Image super-resolution involves using deep learning neural networks to enhance the resolution of an image beyond the original image. Thus, a low-resolution photograph may be provided and a much higher resolution version can be generated from the original. This is very commonly used in the film industry for creating high-resolution re-releases of movies that were originally filmed in lower resolutions.
Image synthesis is the task of blending different images together in a realistic manner. This could involve modifying photographs to turn one type of object into another, such as turning a horse into a zebra in a photograph, or it could even involve ‘deepfakes’ which transplant someone’s face onto another person’s body. It is possible for this to be done in real-time and can be combined with other technologies such as speech synthesis to create highly convincing videos of famous people making scripted statements that have entirely been generated by machine learning. This kind of potential use case is controversial, but the technology behind it demonstrates the capabilities of deep learning for computer vision.
Ethical concerns in Computer Vision
The rise of deepfakes and other types of computer-generated images and videos that can be made using image synthesis has given rise to ethical concerns within the industry. Some of the potentially unethical uses for this technology involve using deepfakes to create artificial pornography by swapping the faces in the scenes with someone else's or even creating entirely artificial videos of politicians making convincing videos of statements that they did not actually make.

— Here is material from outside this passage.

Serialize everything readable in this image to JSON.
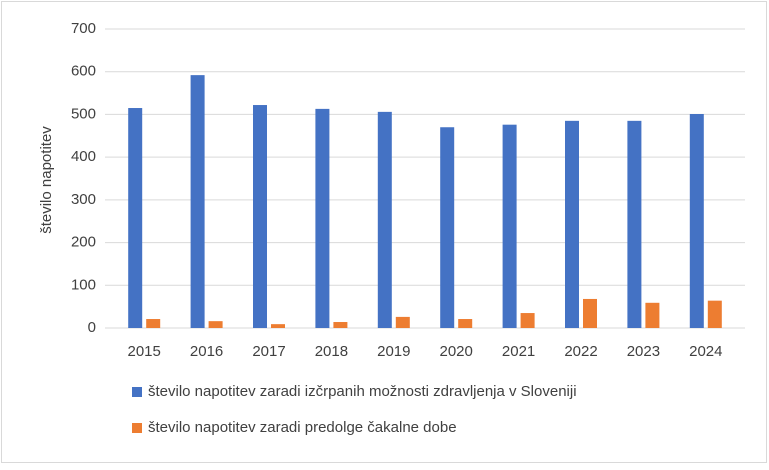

There is also the issue of systemic bias in the field of computer vision, which may at least partially come from the datasets used to train models. Facial recognition technology has been shown to produce higher error rates for black and Asian faces than for other races, leading to issues of misidentification that can become problematic when these systems are put into use by law enforcement.
Fraud detection and prevention is another major issue, particularly as it concerns facial recognition. By using this technology as a security feature, hackers and fraudsters have been attempting to find ways to game these systems to improperly gain access. Computer vision systems must be able to distinguish between a real face and various impersonation tactics, such as photographs and masks.
What lies ahead for Computer Vision
Despite the long history of computer vision, it’s really only within the past decade that the industry has exploded in its popularity as a field of study and as a practical solution for problems across industries. Greater accuracy and contextual understanding of images are powering new possibilities for these convolutional neural networks as more of this becomes possible to achieve in real-time.
Tesla is a very good example of a forward-looking application of computer vision to self-driving cars. Tesla hopes to eventually achieve Full Self-Driving, which will enable their electric cars to use autopilot to navigate roads without the need for human intervention. This means a driver may summon their car to them from anywhere and use it to reach another destination without having to manually intervene. This is not yet possible due to the complexity of the tasks involved and the relative infancy of the technology, but it is a good demonstration of what industry leaders hope to leverage deep learning for computer vision to achieve.
Another practical use case of this technology is enabling tourists to find their way around countries where they do not speak their native language. Apps like Google Translate use deep learning and computer vision to recognize characters in images and translate them in real-time into different languages. Using this technology, a tourist can point their camera at a train timetable, restaurant menu, or street sign written in a foreign language and have it translated into their native language in real-time. This drastically reduces language barriers and allows people to communicate who otherwise would have struggled beforehand.